Whereas, the idiot-mode "I don't know what resistor to use, TRIMMERS FOR EVERYONE!" approach might replace one 1.00k voltage divider resistor with a 10k 10-turn pot: in that case, being off by a factor of 10 (or worse, since the pot can go all the way to zero!) could destroy the circuit! (Suppose the divider is within a feedback loop, and turning it all the way to zero causes the device to deliver full power -- it never gets to know what the voltage actually is, in a reasonable sense, and has no way to protect itself, if it has any protection circuits at all!)
So, I wouldn't be surprised if your generator was designed with the former, rather than the latter, in mind. It could very well be a "trimmer for everyone" situation, though... in which case, good luck calibrating it without a procedure (and, perhaps, even with..).
Oddly, there is a giant poly film cap (the big yellow ones which look like layers of paper) rated for 250V way far away from the power supply. I think it is wired into the output in some way, but I haven't traced it out yet. No idea why there would even be high voltage on the board at all aside from the 24V for the HV output and probably op-amps.

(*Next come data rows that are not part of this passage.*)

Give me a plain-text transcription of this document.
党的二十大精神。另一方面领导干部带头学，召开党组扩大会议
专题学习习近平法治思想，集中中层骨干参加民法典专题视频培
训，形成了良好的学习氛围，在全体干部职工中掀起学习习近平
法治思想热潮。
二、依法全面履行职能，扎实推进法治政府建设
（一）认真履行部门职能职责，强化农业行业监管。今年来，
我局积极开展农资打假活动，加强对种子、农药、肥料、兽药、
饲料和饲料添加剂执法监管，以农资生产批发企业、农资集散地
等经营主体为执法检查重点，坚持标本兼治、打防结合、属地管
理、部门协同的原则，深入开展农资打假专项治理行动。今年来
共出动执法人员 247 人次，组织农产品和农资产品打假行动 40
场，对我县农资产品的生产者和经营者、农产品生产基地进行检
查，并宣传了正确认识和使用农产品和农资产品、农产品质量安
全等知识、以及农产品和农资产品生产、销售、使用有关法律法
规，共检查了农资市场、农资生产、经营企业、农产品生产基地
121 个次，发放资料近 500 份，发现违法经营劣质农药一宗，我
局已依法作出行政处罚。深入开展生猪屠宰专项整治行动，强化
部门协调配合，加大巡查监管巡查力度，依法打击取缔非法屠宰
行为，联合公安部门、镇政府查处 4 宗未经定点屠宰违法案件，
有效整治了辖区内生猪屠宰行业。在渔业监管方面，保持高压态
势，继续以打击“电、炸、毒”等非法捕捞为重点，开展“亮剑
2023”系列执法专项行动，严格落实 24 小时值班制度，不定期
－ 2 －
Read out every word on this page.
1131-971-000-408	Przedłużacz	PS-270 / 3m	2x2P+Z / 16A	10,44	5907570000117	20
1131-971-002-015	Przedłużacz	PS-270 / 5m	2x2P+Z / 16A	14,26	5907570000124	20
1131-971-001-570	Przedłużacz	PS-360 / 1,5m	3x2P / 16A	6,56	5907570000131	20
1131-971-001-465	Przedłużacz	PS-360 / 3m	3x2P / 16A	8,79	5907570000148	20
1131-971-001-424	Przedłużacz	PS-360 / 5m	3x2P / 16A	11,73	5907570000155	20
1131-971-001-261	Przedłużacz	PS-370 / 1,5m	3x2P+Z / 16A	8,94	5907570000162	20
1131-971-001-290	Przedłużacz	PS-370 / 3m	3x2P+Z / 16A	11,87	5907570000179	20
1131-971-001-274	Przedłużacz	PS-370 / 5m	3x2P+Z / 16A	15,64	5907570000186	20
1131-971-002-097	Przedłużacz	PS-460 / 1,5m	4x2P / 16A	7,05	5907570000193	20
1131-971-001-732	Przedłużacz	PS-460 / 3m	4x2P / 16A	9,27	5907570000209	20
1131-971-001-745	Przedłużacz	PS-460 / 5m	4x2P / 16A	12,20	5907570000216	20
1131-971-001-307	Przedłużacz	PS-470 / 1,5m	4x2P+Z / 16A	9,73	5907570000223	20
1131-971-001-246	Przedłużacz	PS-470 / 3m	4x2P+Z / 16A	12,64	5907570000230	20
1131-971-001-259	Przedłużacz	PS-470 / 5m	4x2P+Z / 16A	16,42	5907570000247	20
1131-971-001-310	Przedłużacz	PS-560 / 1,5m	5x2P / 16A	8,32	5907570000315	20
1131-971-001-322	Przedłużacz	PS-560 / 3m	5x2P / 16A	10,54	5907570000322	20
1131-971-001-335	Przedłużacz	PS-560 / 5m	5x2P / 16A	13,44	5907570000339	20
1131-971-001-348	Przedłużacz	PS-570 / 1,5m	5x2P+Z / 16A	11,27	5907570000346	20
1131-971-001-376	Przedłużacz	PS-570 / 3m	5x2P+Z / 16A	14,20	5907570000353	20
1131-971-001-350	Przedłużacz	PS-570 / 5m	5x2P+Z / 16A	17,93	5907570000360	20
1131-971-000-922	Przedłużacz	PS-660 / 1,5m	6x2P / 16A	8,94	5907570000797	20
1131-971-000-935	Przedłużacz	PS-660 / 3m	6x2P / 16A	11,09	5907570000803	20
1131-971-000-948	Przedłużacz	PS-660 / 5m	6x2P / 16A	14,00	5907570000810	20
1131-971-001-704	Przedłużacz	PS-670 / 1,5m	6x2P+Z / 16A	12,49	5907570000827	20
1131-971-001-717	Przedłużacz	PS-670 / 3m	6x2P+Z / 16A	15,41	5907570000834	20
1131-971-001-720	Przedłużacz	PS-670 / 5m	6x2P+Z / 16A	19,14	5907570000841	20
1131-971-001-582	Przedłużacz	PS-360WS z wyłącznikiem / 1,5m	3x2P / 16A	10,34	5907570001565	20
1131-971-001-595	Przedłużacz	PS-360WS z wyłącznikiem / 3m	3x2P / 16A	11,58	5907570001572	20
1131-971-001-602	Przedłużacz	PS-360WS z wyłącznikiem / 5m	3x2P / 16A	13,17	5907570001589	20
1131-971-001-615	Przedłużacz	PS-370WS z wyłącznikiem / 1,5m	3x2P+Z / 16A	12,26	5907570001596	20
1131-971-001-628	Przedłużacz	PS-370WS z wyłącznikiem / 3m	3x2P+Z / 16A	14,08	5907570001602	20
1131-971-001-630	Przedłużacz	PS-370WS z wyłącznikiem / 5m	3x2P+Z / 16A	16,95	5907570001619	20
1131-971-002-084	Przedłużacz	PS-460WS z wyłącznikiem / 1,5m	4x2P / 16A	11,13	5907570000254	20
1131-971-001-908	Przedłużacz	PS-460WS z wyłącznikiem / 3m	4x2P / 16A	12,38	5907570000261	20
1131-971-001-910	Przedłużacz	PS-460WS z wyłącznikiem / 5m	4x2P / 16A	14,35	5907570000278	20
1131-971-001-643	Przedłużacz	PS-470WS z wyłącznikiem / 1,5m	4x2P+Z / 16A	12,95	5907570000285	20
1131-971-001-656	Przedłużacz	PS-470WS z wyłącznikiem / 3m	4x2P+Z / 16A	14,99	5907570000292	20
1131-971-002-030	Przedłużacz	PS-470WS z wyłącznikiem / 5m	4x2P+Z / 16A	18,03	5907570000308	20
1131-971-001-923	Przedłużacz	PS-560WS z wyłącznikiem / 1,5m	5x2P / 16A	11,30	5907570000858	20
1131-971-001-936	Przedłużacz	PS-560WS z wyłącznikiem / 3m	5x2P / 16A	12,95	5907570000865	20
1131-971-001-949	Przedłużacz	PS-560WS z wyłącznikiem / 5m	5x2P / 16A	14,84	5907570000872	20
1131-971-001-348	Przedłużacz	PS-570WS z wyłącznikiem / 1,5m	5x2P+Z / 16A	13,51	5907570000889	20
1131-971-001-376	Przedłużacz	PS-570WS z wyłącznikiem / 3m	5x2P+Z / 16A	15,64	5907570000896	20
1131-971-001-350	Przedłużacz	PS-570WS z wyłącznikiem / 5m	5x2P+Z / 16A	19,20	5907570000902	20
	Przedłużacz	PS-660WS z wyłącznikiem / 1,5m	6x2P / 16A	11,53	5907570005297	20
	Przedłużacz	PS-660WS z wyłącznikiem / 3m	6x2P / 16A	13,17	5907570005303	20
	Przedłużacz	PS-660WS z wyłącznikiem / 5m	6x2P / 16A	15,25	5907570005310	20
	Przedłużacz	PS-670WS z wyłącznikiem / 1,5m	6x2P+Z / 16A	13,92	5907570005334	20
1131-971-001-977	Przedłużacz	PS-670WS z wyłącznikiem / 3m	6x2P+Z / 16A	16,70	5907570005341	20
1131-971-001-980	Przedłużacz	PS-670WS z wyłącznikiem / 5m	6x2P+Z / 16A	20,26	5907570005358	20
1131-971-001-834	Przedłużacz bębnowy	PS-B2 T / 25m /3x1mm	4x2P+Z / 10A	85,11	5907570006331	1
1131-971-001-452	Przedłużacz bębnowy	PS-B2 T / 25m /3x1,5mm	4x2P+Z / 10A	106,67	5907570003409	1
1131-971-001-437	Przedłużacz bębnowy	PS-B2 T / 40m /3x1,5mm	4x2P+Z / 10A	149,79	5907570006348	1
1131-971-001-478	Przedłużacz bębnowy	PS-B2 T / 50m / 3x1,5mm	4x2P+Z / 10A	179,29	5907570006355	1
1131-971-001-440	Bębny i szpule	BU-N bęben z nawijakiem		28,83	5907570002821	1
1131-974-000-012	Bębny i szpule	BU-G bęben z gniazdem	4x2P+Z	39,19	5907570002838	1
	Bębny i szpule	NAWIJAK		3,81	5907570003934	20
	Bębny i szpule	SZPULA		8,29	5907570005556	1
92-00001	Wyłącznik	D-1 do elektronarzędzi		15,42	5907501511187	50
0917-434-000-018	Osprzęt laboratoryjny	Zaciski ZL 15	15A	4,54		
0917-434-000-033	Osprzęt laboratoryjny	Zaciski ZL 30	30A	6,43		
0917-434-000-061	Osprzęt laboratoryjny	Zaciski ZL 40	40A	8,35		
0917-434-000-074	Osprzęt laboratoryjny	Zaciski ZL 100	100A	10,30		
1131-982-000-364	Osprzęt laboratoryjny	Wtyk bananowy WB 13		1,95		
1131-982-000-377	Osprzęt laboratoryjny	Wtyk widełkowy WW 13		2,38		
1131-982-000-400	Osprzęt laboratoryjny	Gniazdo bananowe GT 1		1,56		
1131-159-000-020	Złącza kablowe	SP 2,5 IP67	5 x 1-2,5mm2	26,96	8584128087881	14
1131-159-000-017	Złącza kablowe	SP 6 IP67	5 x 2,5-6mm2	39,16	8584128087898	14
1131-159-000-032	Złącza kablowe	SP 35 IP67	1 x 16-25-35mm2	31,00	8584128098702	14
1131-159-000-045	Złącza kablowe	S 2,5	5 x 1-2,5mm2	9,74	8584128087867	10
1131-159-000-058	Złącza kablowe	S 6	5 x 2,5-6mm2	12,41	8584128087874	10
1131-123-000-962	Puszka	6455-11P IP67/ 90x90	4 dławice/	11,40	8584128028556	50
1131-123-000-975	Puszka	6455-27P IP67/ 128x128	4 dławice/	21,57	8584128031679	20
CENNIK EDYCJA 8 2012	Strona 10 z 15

That's not uncommon. I think my Wavetek has 100-250V caps in it for timing -- the 10uF for the lowest range is, well, pretty obvious!
The primary design decision there is, polypropylene (or slightly better yet, teflon or polystyrene) is a low loss and low absorption dielectric, so it makes a good timing capacitor. Large values in low voltage ratings are uncommon -- and not necessarily desirable anyway (stability, accuracy, electrostriction / piezoelectricity, etc.), hence the oddly huge values.
Unless there is actually a vacuum tube in there and it's filtering a 200V rail.